Method	[OH-] Estimate	pOH	pH	Comment
Exact quadratic	0.0297 M	1.53	12.47	Best method for a polished, report-ready answer
Weak-base approximation	0.0302 M	1.52	12.48	Very close, useful for quick checks
Incorrect strong-base assumption	0.95 M	0.02	13.98	Not valid because diethylamine is not a strong base

What Percent Ionization Tells You

Another helpful quantity is percent ionization, which describes how much of the original weak base actually reacts:

Percent ionization = (x / initial concentration) × 100

Using the exact value:

Percent ionization = (0.0297 / 0.95) × 100 ≈ 3.13%

So even though the solution is highly basic, only about 3.1% of the diethylamine molecules are protonated at equilibrium. This is an excellent illustration of how weak bases can still generate relatively high pH values when the starting concentration is large.

Comparison with Other Common Weak Bases

Seeing diethylamine beside other weak bases helps place the answer in context. Amines vary in base strength depending on inductive effects, solvation, and structure. The table below uses commonly cited approximate Kb values at 25°C to compare several weak bases often discussed in general chemistry.

Weak Base	Approximate Kb at 25°C	pKb	Relative Basic Strength	Typical Classroom Relevance
Ammonia, NH3	1.8 × 10^-5	4.74	Weaker than diethylamine	Most common benchmark weak base
Methylamine, CH3NH2	4.4 × 10^-4	3.36	Stronger than ammonia	Used in equilibrium and buffer problems
Diethylamine, (C2H5)2NH	9.6 × 10^-4	3.02	Stronger than methylamine in many tables	Relevant for organic amine pH calculations
Aniline, C6H5NH2	4.3 × 10^-10	9.37	Much weaker due to resonance effects	Important in organic chemistry

Common Mistakes When Calculating the pH of 0.95 M C2H5 2N

1. Misreading the compound. The notation can be messy. In most contexts, it refers to diethylamine, (C2H5)2NH.
2. Using Ka instead of Kb.
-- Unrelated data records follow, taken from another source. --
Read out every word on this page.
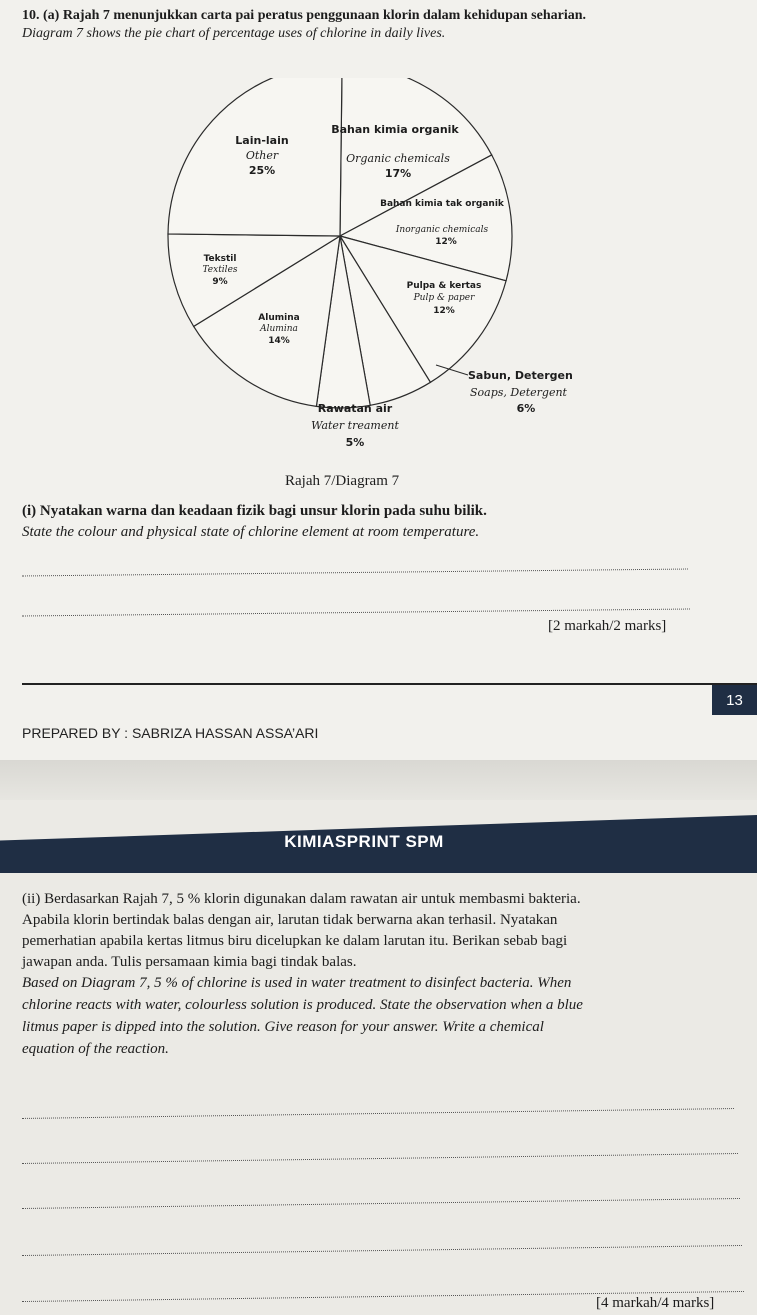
10. (a) Rajah 7 menunjukkan carta pai peratus penggunaan klorin dalam kehidupan seharian.

Diagram 7 shows the pie chart of percentage uses of chlorine in daily lives.

Lain-lain
Other
25%
Bahan kimia organik
Organic chemicals
17%
Bahan kimia tak organik
Inorganic chemicals
12%
Tekstil
Textiles
9%	Pulpa & kertas
Pulp & paper
12%
Alumina
Alumina
14%
Sabun, Detergen
Soaps, Detergent
6%
Rawatan air
Water treament
5%

Rajah 7/Diagram 7

(i) Nyatakan warna dan keadaan fizik bagi unsur klorin pada suhu bilik.

State the colour and physical state of chlorine element at room temperature.

[2 markah/2 marks]

13

PREPARED BY : SABRIZA HASSAN ASSA’ARI

KIMIASPRINT SPM

(ii) Berdasarkan Rajah 7, 5 % klorin digunakan dalam rawatan air untuk membasmi bakteria.

Apabila klorin bertindak balas dengan air, larutan tidak berwarna akan terhasil. Nyatakan

pemerhatian apabila kertas litmus biru dicelupkan ke dalam larutan itu. Berikan sebab bagi

jawapan anda. Tulis persamaan kimia bagi tindak balas.

Based on Diagram 7, 5 % of chlorine is used in water treatment to disinfect bacteria. When

chlorine reacts with water, colourless solution is produced. State the observation when a blue

litmus paper is dipped into the solution. Give reason for your answer. Write a chemical

equation of the reaction.

[4 markah/4 marks]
Since this is a base, Kb is the proper starting constant unless you are given Ka for the conjugate acid and explicitly convert.
3. Assuming complete dissociation. This is the biggest source of error and gives an unrealistically high pH.
4. Forgetting that pH is derived from pOH. Weak bases first give [OH^–], then pOH, then pH.
5. Ignoring temperature assumptions. The relation pH + pOH = 14.00 strictly applies at 25°C, which is what this calculator assumes.

Quick Exam Strategy

• Write the base equilibrium first.
• Build an ICE table with x for both conjugate acid and OH^–.
• Plug into the Kb expression.
• Solve for x exactly if your instructor values rigor.
• Compute pOH and then convert to pH.
• Check whether your answer is reasonable: it should be basic, but not as high as a strong base of the same molarity.

Interpreting the Final Chemistry

A pH of about 12.47 means the solution is strongly basic in practical terms. Such a value is well above neutral and reflects a substantial hydroxide concentration, even though ionization is incomplete. In laboratory handling, a solution in this range can still be corrosive or irritating depending on composition, concentration, and exposure route. The chemistry lesson is important: high molarity plus moderate weak-base strength can still produce a strongly basic pH.

This is also why pH calculations for weak bases should always be approached through equilibrium chemistry rather than intuition alone. The equilibrium constant encodes how strongly the amine accepts a proton from water, and that governs the amount of hydroxide generated in solution.

Authoritative References for pH and Acid-Base Chemistry

For broader reading on pH, aqueous chemistry, and acid-base fundamentals, consult these authoritative educational and government resources:

• U.S. Geological Survey: pH and Water
• U.S. Environmental Protection Agency: pH Overview
• LibreTexts Chemistry: Acid-Base and Equilibrium Topics

Bottom Line

To calculate the pH of 0.95 M C2H5 2N, interpret the species as diethylamine, use its Kb, solve the weak-base equilibrium, and convert hydroxide concentration into pOH and pH. With Kb = 9.6 × 10^-4 at 25°C, the final result is:

pH ≈ 12.47

The calculator above automates the full workflow and also shows how changes in concentration or Kb alter the final pH. If you are checking homework, validating a chemistry problem, or building intuition for weak-base equilibria, this is the correct conceptual and numerical path to follow.